Entonces, ¿quiere decir que

Chen Sheng ha matado a toda la Gente Celestial de los otros lugares en tan poco tiempo?

¿Pero qué cojones?

¿Acaso es humano?

Con el paso del tiempo,

la conmoción que Chen Sheng le había provocado a Li Wuji no disminuyó, sino que se hizo aún más intensa.

Incluso empezó a dudar de si Chen Sheng era realmente un ser humano.

O,

que, al igual que el Demonio Supremo, su oponente no fuese una criatura perteneciente a este planeta.

Li Wuji sopesaba esa posibilidad.

Eso también explicaría por qué una existencia como el Demonio Supremo, que trasciende el tiempo y el espacio, se habría fijado en Chen Sheng.

También explicaría por qué la fuerza de Chen Sheng podía aumentar a una velocidad que desafiaba al cielo.

Sin embargo…

Tras una serie de pensamientos caóticos, Li Wuji negó con la cabeza y desechó todas esas ideas.

Tal y como le había dicho a Chen Sheng antes.

Dieran igual los secretos que guardara,

mientras estuviera del lado de los humanos,

él también estaría firmemente de su lado, brindándole toda la ayuda posible.

Con ese pensamiento en mente,

Li Wuji volvió a subir la cremallera.

Puesto que Chen Sheng había dicho

que bastaba con que él vigilara aquel saco de piel de serpiente.

————

Junto al mar.

Chen Sheng se encontraba sobre la enorme garganta, mirando hacia sus profundidades.

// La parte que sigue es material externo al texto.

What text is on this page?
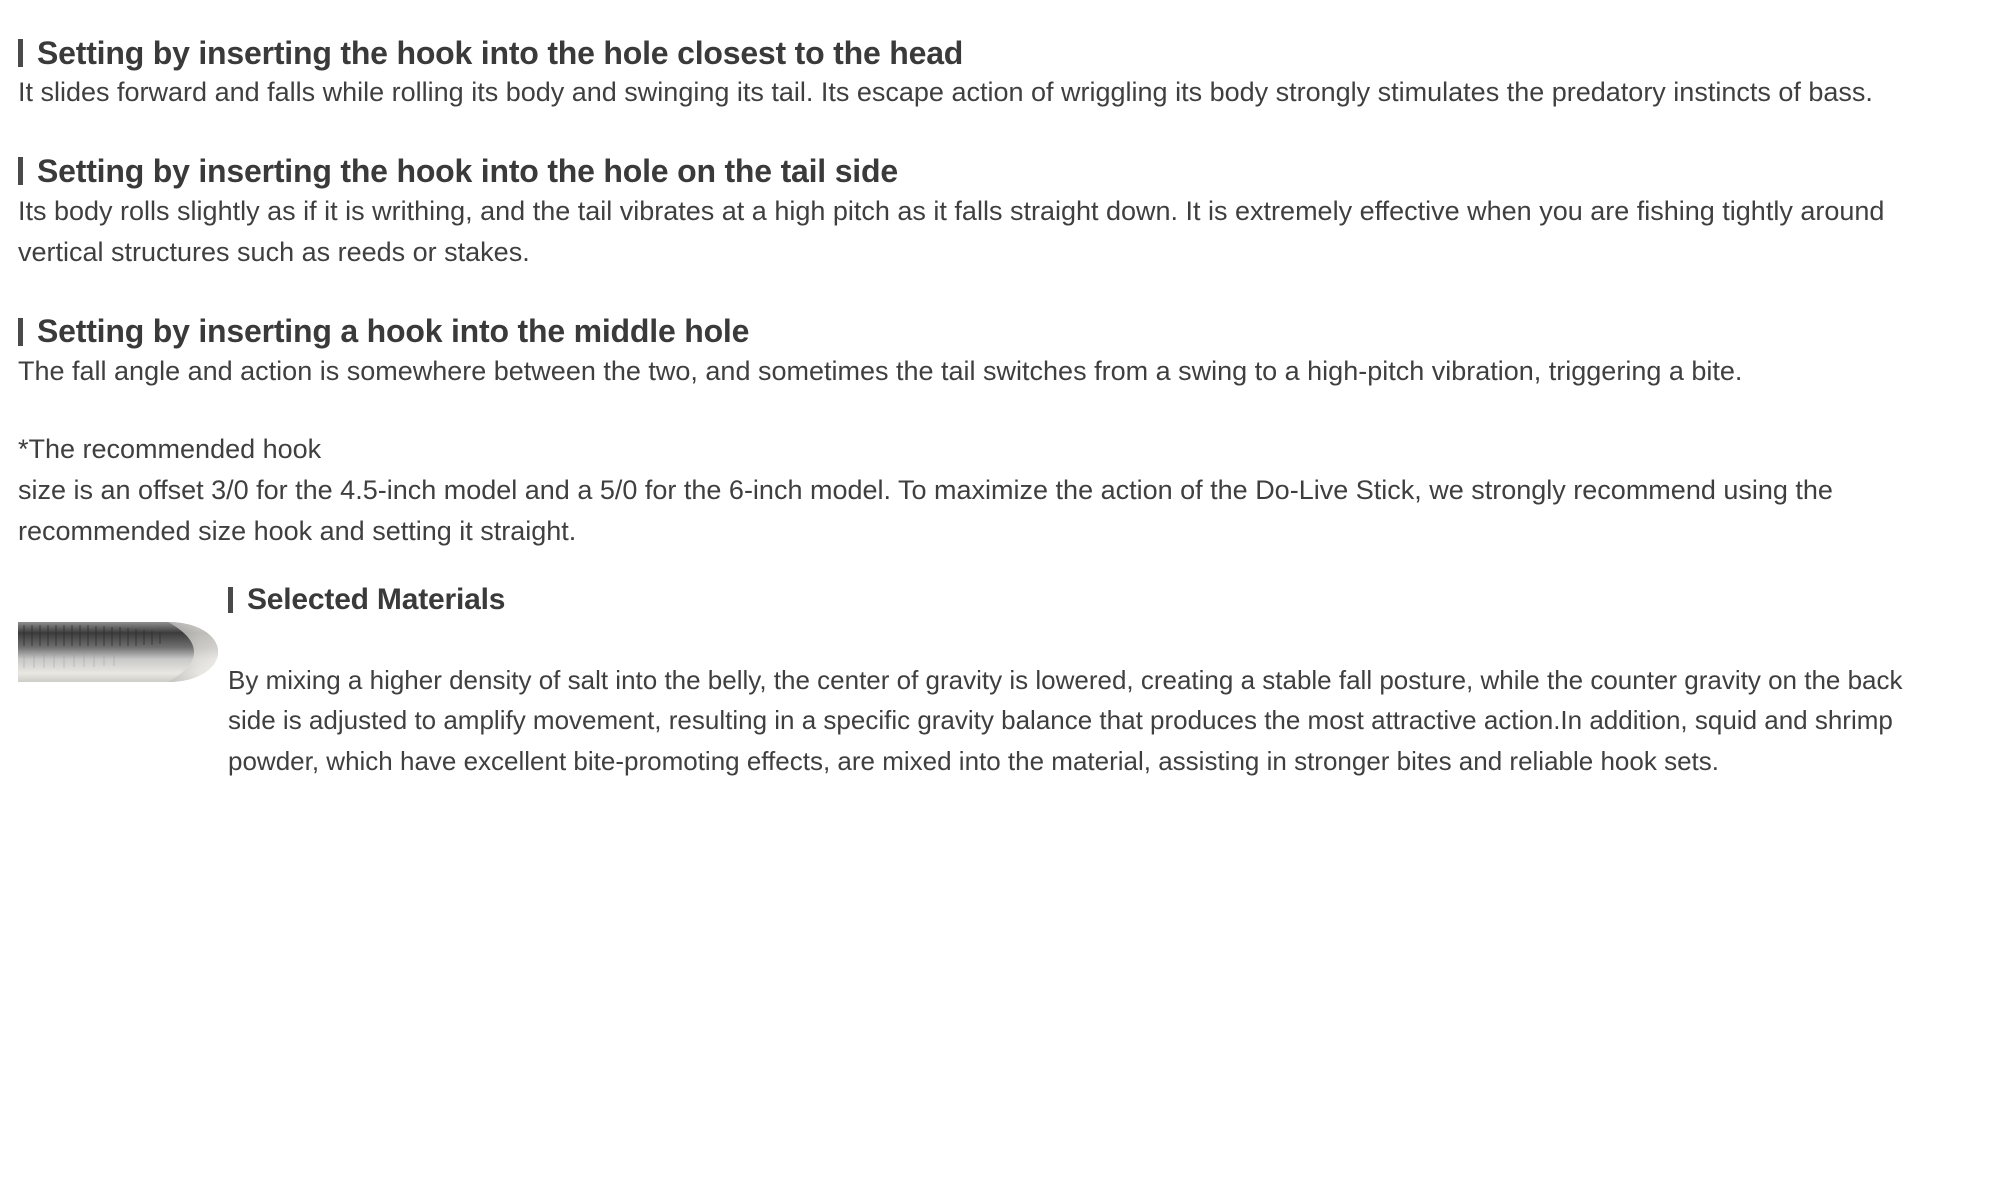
Setting by inserting the hook into the hole closest to the head

It slides forward and falls while rolling its body and swinging its tail. Its escape action of wriggling its body strongly stimulates the predatory instincts of bass.

Setting by inserting the hook into the hole on the tail side

Its body rolls slightly as if it is writhing, and the tail vibrates at a high pitch as it falls straight down. It is extremely effective when you are fishing tightly around vertical structures such as reeds or stakes.

Setting by inserting a hook into the middle hole

The fall angle and action is somewhere between the two, and sometimes the tail switches from a swing to a high-pitch vibration, triggering a bite.

*The recommended hook
size is an offset 3/0 for the 4.5-inch model and a 5/0 for the 6-inch model. To maximize the action of the Do-Live Stick, we strongly recommend using the recommended size hook and setting it straight.
Selected Materials

By mixing a higher density of salt into the belly, the center of gravity is lowered, creating a stable fall posture, while the counter gravity on the back side is adjusted to amplify movement, resulting in a specific gravity balance that produces the most attractive action.In addition, squid and shrimp powder, which have excellent bite-promoting effects, are mixed into the material, assisting in stronger bites and reliable hook sets.
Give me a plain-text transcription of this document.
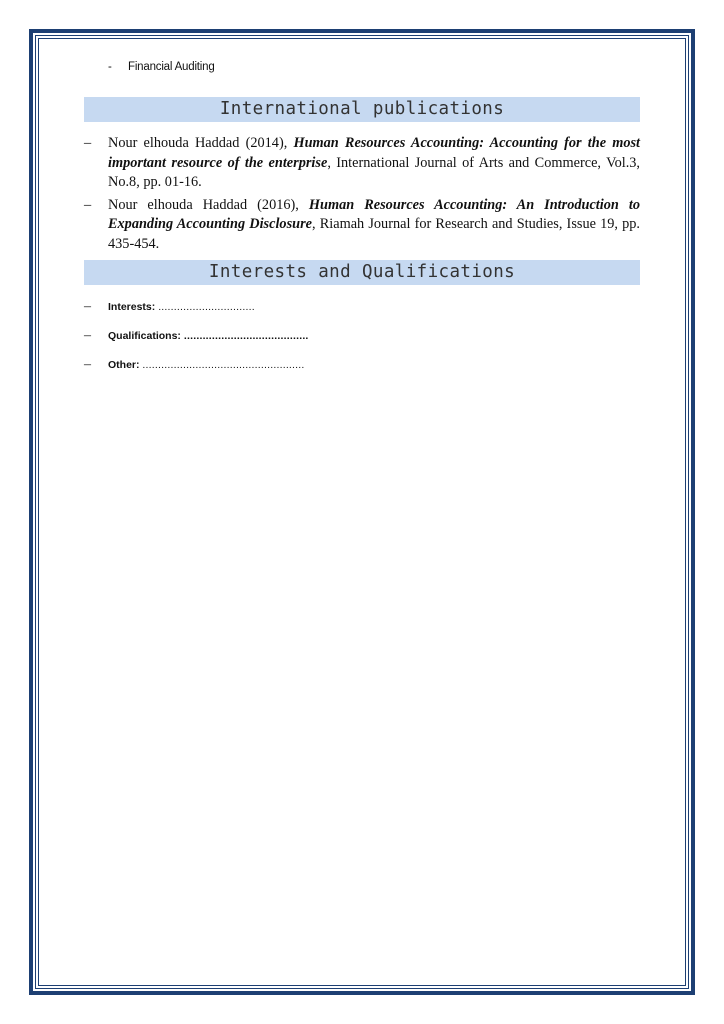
- Financial Auditing
International publications
– Nour elhouda Haddad (2014), Human Resources Accounting: Accounting for the most important resource of the enterprise, International Journal of Arts and Commerce, Vol.3, No.8, pp. 01-16.
– Nour elhouda Haddad (2016), Human Resources Accounting: An Introduction to Expanding Accounting Disclosure, Riamah Journal for Research and Studies, Issue 19, pp. 435-454.
Interests and Qualifications
– Interests: ...............................
– Qualifications: ........................................
– Other: ....................................................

El abismo se extendía desde el valle hasta donde él estaba.

Aunque no había usado toda su fuerza,

su puñetazo casual había abierto una brecha en el suelo bajo sus pies.

—Ah…

Chen Sheng suspiró levemente.

Al ser poderoso, podía actuar de forma imprudente.

Pero al ser demasiado poderoso, encontraba dificultades y se veía limitado a cada paso.

Tenía que controlarse constantemente para no poner en peligro este frágil planeta ni las frágiles vidas que lo habitaban.

Sin embargo,

no era la primera vez que se enfrentaba a ese problema,

y tampoco era algo que pudiera resolverse en ese momento.

Pensar demasiado era inútil.

Tras una breve lamentación, Chen Sheng apartó rápidamente esos pensamientos.

Tras sentir la dirección en la que se encontraba Alas,

saltó de inmediato al interior de la garganta desde el borde.

¡Fush!

El agua salpicó a su alrededor.

Con la aparición de esta garganta, ingentes cantidades de agua de mar se vertían en ella constantemente.

No pasaría mucho tiempo

antes de que este lugar se convirtiera en una de las maravillas del mundo.

Bajo el agua,

Chen Sheng, que poseía la Autoridad del Agua, no se movía más lento que en tierra firme.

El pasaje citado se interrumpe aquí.